Buoyancy is a factor because female swimmers have more adipose tissue (body fat) than men. This is healthy! Even women with minimal body fat are naturally higher in adipose tissue to support a fully functioning reproductive system. However, their body composition requires female swimmers to make one slight biomechanical alteration to their breaststroke technique.
During the stroke, it's essential for a female swimmer to thrust her head down forcefully with the goal of having her chest lead her hips through a streamline hole. This will optimize streamline, reduce drag, conserve energy and preserve propulsion.
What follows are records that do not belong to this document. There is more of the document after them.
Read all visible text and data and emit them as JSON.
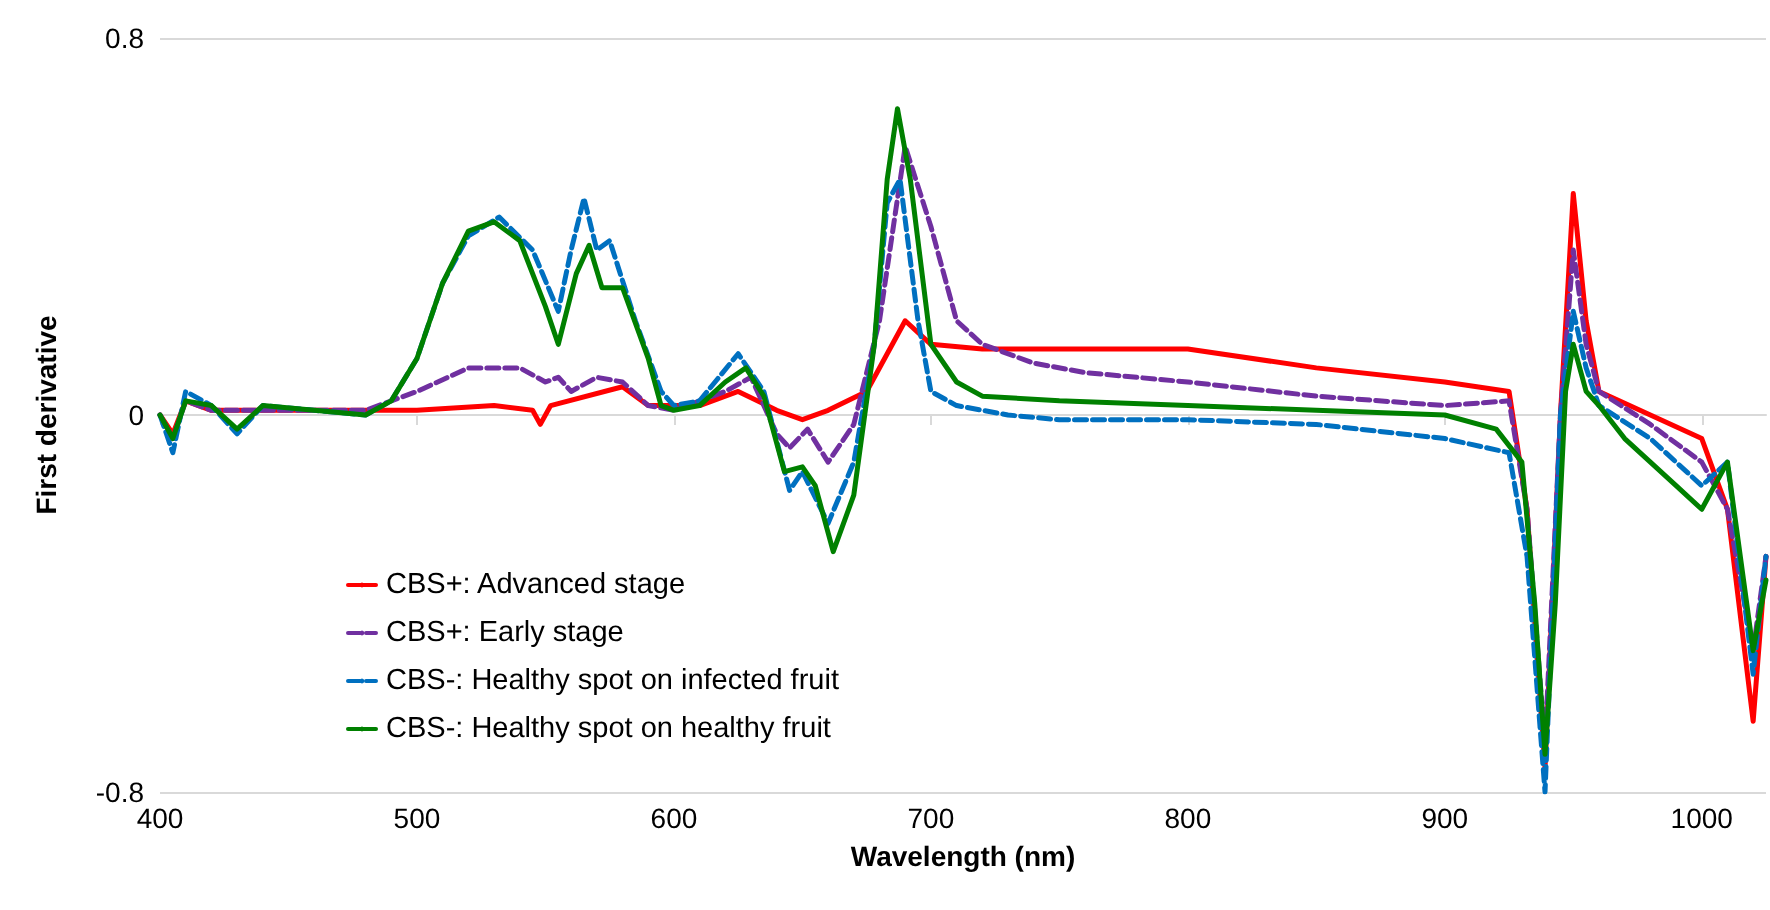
{
  "chart_data": {
    "type": "line",
    "xlabel": "Wavelength (nm)",
    "ylabel": "First derivative",
    "xlim": [
      400,
      1025
    ],
    "xticks": [
      400,
      500,
      600,
      700,
      800,
      900,
      1000
    ],
    "ylim": [
      -0.8,
      0.8
    ],
    "yticks": [
      -0.8,
      0,
      0.8
    ],
    "grid": "y",
    "legend": "bottom left",
    "marker": "none",
    "series": [
      {
        "name": "CBS+: Advanced stage",
        "color": "#ff0000",
        "line_style": "solid",
        "x": [
          400,
          405,
          410,
          420,
          440,
          460,
          480,
          500,
          530,
          545,
          548,
          552,
          580,
          590,
          610,
          625,
          640,
          650,
          660,
          675,
          690,
          700,
          720,
          750,
          800,
          850,
          900,
          925,
          932,
          939,
          945,
          950,
          955,
          960,
          980,
          1000,
          1010,
          1020,
          1025
        ],
        "values": [
          0,
          -0.04,
          0.03,
          0.01,
          0.01,
          0.01,
          0.01,
          0.01,
          0.02,
          0.01,
          -0.02,
          0.02,
          0.06,
          0.02,
          0.02,
          0.05,
          0.01,
          -0.01,
          0.01,
          0.05,
          0.2,
          0.15,
          0.14,
          0.14,
          0.14,
          0.1,
          0.07,
          0.05,
          -0.2,
          -0.75,
          0,
          0.47,
          0.2,
          0.05,
          0,
          -0.05,
          -0.2,
          -0.65,
          -0.3
        ]
      },
      {
        "name": "CBS+: Early stage",
        "color": "#7030a0",
        "line_style": "dashed",
        "x": [
          400,
          405,
          410,
          420,
          440,
          460,
          480,
          500,
          520,
          540,
          550,
          555,
          560,
          570,
          580,
          590,
          600,
          620,
          630,
          640,
          645,
          652,
          660,
          670,
          680,
          690,
          700,
          710,
          720,
          740,
          760,
          800,
          850,
          900,
          925,
          932,
          939,
          945,
          950,
          955,
          960,
          980,
          1000,
          1010,
          1020,
          1025
        ],
        "values": [
          0,
          -0.05,
          0.03,
          0.01,
          0.01,
          0.01,
          0.01,
          0.05,
          0.1,
          0.1,
          0.07,
          0.08,
          0.05,
          0.08,
          0.07,
          0.02,
          0.01,
          0.05,
          0.08,
          -0.04,
          -0.07,
          -0.03,
          -0.1,
          -0.02,
          0.2,
          0.57,
          0.4,
          0.2,
          0.15,
          0.11,
          0.09,
          0.07,
          0.04,
          0.02,
          0.03,
          -0.2,
          -0.7,
          0,
          0.35,
          0.15,
          0.05,
          -0.02,
          -0.1,
          -0.2,
          -0.5,
          -0.3
        ]
      },
      {
        "name": "CBS-: Healthy spot on infected fruit",
        "color": "#0070c0",
        "line_style": "dashed",
        "x": [
          400,
          405,
          410,
          420,
          430,
          440,
          460,
          480,
          490,
          500,
          510,
          520,
          532,
          545,
          555,
          560,
          565,
          570,
          575,
          585,
          595,
          600,
          610,
          625,
          635,
          645,
          650,
          660,
          670,
          678,
          683,
          688,
          695,
          700,
          710,
          730,
          750,
          800,
          850,
          900,
          925,
          932,
          939,
          945,
          950,
          955,
          960,
          980,
          1000,
          1010,
          1020,
          1025
        ],
        "values": [
          0,
          -0.08,
          0.05,
          0.02,
          -0.04,
          0.02,
          0.01,
          0,
          0.03,
          0.12,
          0.28,
          0.38,
          0.42,
          0.35,
          0.22,
          0.35,
          0.46,
          0.35,
          0.37,
          0.2,
          0.05,
          0.02,
          0.03,
          0.13,
          0.05,
          -0.16,
          -0.12,
          -0.23,
          -0.1,
          0.15,
          0.45,
          0.5,
          0.2,
          0.05,
          0.02,
          0,
          -0.01,
          -0.01,
          -0.02,
          -0.05,
          -0.08,
          -0.3,
          -0.8,
          0,
          0.22,
          0.1,
          0.02,
          -0.05,
          -0.15,
          -0.1,
          -0.55,
          -0.3
        ]
      },
      {
        "name": "CBS-: Healthy spot on healthy fruit",
        "color": "#008000",
        "line_style": "solid",
        "x": [
          400,
          405,
          410,
          420,
          430,
          440,
          460,
          480,
          490,
          500,
          510,
          520,
          530,
          540,
          550,
          555,
          562,
          567,
          572,
          580,
          590,
          595,
          600,
          610,
          620,
          628,
          635,
          643,
          650,
          655,
          662,
          670,
          678,
          683,
          687,
          692,
          700,
          710,
          720,
          750,
          800,
          850,
          900,
          920,
          930,
          935,
          939,
          943,
          947,
          950,
          955,
          960,
          970,
          980,
          990,
          1000,
          1010,
          1015,
          1020,
          1025
        ],
        "values": [
          0,
          -0.05,
          0.03,
          0.02,
          -0.03,
          0.02,
          0.01,
          0,
          0.03,
          0.12,
          0.28,
          0.39,
          0.41,
          0.37,
          0.23,
          0.15,
          0.3,
          0.36,
          0.27,
          0.27,
          0.12,
          0.02,
          0.01,
          0.02,
          0.07,
          0.1,
          0.04,
          -0.12,
          -0.11,
          -0.15,
          -0.29,
          -0.17,
          0.15,
          0.5,
          0.65,
          0.5,
          0.15,
          0.07,
          0.04,
          0.03,
          0.02,
          0.01,
          0,
          -0.03,
          -0.1,
          -0.4,
          -0.72,
          -0.4,
          0.05,
          0.15,
          0.05,
          0.02,
          -0.05,
          -0.1,
          -0.15,
          -0.2,
          -0.1,
          -0.3,
          -0.5,
          -0.35
        ]
      }
    ]
  }
}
Other than that, women's biomechanics should remain the same as men. The timing of the breath must coordinate with the arms and legs while maintaining the proper bodyline to minimize drag. Dr. Brent Rushall, a renowned exercise scientist from San Diego State University, has eloquently described the mechanics of the breaststroke in his book Swimming Pedagogy and a Curriculum for Stroke Development:
"[T]iming: open the arms while no other parts of the body move, press backward and raise the head to breathe, inhale as soon as the arm press is completed, and drive the head back down into the water to look at the bottom as the arms are thrust forward to a full streamlined stretch. Begin drawing the legs up as the head is thrust back into the water—not as the head is being raised."
Rushall, B. S. (2011). Swimming Pedagogy and a Curriculum for Stroke Development, 2nd edition. Spring Valley, Calif. Sports Science Associates.